Söz konusu tasarı 2012 Nisan ayının 29'unda Başbakan'ın kendi ifadesiyle, "sanatçıların yönetime istedikleri gibi verip veriştirmesine" kızarak "devletin istediği oyunlara sponsor olmasına" olanak vermek üzere tiyatroları özelleştireceğini bildirmesinin akabinde hazırlandı. Tasarı henüz yasalaşmadan, uygulamanın ne yönde olacağının ilk işareti olarak Ekim 2013'te Gezi'ye destek veren muhalif tiyatrolara Kültür Bakanlığı desteği kesildi.

Tasarının içeriği

Tasarının örnek aldığı Avrupa'daki sanat yapılanması ile tasarının öngördüğü yapı kesinlikle örtüşmemektedir. Tasarı başlıca şu hususları içermektedir:

  • Söz konusu tasarı, Kültür Bakanlığı bünyesindeki üç genel müdürlüğü (Devlet Opera ve Balesi Genel Müdürlüğü, Devlet Tiyatroları Genel Müdürlüğü ve orkestraların bağlı olduğu Güzel Sanatlar Genel Müdürlüğü) lağvediyor. Paralel olarak, Devlet Tiyatrosu Kanunu ile Devlet Opera ve Balesi Genel Müdürlüğü Kuruluş Kanunu'nu yürürlükten kaldırıyor.
     
  • Kültür ve Turizm Bakanlığı'na bağlı Türkiye Sanat Kurumu (TÜSAK) kuruluyor. Kurumun idari ve mali özerkliğe sahip olduğu belirtiliyor.

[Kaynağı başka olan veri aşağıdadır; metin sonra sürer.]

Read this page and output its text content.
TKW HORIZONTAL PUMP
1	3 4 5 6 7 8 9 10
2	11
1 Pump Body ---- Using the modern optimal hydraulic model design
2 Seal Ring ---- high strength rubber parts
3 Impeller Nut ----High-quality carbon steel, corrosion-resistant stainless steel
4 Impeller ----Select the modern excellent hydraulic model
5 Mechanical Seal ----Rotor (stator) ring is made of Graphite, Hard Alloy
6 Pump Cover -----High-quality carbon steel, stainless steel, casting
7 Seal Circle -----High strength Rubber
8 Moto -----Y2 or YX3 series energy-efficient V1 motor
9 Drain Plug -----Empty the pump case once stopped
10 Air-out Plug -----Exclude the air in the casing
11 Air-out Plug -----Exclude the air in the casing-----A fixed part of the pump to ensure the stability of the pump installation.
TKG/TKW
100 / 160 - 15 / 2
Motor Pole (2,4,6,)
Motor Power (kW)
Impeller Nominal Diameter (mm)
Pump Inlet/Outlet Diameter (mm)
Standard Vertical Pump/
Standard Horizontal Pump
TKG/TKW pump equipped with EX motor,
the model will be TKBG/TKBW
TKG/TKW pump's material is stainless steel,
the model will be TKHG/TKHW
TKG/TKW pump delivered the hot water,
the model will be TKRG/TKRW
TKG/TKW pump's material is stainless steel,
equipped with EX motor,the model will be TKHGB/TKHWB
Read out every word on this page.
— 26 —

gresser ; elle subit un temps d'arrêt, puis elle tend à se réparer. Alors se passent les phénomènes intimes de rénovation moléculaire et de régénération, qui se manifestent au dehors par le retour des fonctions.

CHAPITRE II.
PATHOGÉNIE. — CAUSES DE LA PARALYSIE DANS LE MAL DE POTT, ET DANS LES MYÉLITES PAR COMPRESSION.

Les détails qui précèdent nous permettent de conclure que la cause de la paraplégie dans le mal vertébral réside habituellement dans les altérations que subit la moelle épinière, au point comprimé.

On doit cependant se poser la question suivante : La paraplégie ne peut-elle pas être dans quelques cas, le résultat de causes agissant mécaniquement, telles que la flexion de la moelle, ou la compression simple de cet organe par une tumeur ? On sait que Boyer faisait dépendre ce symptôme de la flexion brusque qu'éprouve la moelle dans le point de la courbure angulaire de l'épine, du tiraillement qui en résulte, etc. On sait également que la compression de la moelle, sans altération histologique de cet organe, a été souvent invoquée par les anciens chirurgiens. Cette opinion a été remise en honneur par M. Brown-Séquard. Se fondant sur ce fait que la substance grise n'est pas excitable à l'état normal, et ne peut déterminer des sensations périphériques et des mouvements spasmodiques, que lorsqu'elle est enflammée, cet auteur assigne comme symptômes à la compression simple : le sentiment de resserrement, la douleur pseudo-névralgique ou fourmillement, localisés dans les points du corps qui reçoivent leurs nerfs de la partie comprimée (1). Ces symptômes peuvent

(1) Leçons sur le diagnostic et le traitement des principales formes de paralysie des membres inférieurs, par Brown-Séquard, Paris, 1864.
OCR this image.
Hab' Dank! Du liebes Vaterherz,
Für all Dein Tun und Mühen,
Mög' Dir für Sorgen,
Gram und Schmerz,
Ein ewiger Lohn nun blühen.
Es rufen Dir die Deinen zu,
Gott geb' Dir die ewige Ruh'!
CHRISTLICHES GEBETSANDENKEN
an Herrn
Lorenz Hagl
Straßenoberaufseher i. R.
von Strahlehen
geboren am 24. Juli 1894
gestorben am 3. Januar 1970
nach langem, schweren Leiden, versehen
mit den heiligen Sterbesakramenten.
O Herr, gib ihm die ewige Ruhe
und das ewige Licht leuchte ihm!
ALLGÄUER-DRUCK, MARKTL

    Kurumun karar organı Türkiye Sanat Kurulu'dur. Üyelerin atamasını Bakanlar Kurulu yapar.
     

  • Kurumun temel hizmet birimleri olan beş adet destekleme grup başkanlığının görevi kuruma verilen projeleri incelemektir.
     
  • Destek miktarı: Proje giderlerinin yüzde 50'sini aşmaz.
     
  • Kurumun gelirleri esas olarak şunlardan oluşur:
     
  • Hazine yardımı,
     
  • Başbakan tarafından ihtiyaca binaen yapılacak transferler,
     
  • Milli Piyango İdaresi bilet satışlarından ayrılan tutarlar.

Tasarı neden vahim

Tasarının en tehlikeli yönleri, kültür ve sanatı kamu sorumluluğunun dışına itmesi ve getirilmek istenen yapının özerk olmamasıdır.

Tasarıdaki haliyle Türkiye Sanat Kurumu (TÜSAK) idari açıdan özerk değildir, çünkü:

  • Kurumun yönetim organı Türkiye Sanat Kurulu'nda herhangi bir sivil toplum kuruluşu, yerel yönetim veya sanatçı temsiliyeti yoktur.
     
  • Söz konusu tasarının ilham aldığı belirtilen İngiliz Sanat Kurumu ile karşılaştırıldığında TÜSAK, devlet memuru statüsünde eleman istihdam eden bir kamu kuruluşu hüviyetindedir ve tümüyle hükümete bağlıdır.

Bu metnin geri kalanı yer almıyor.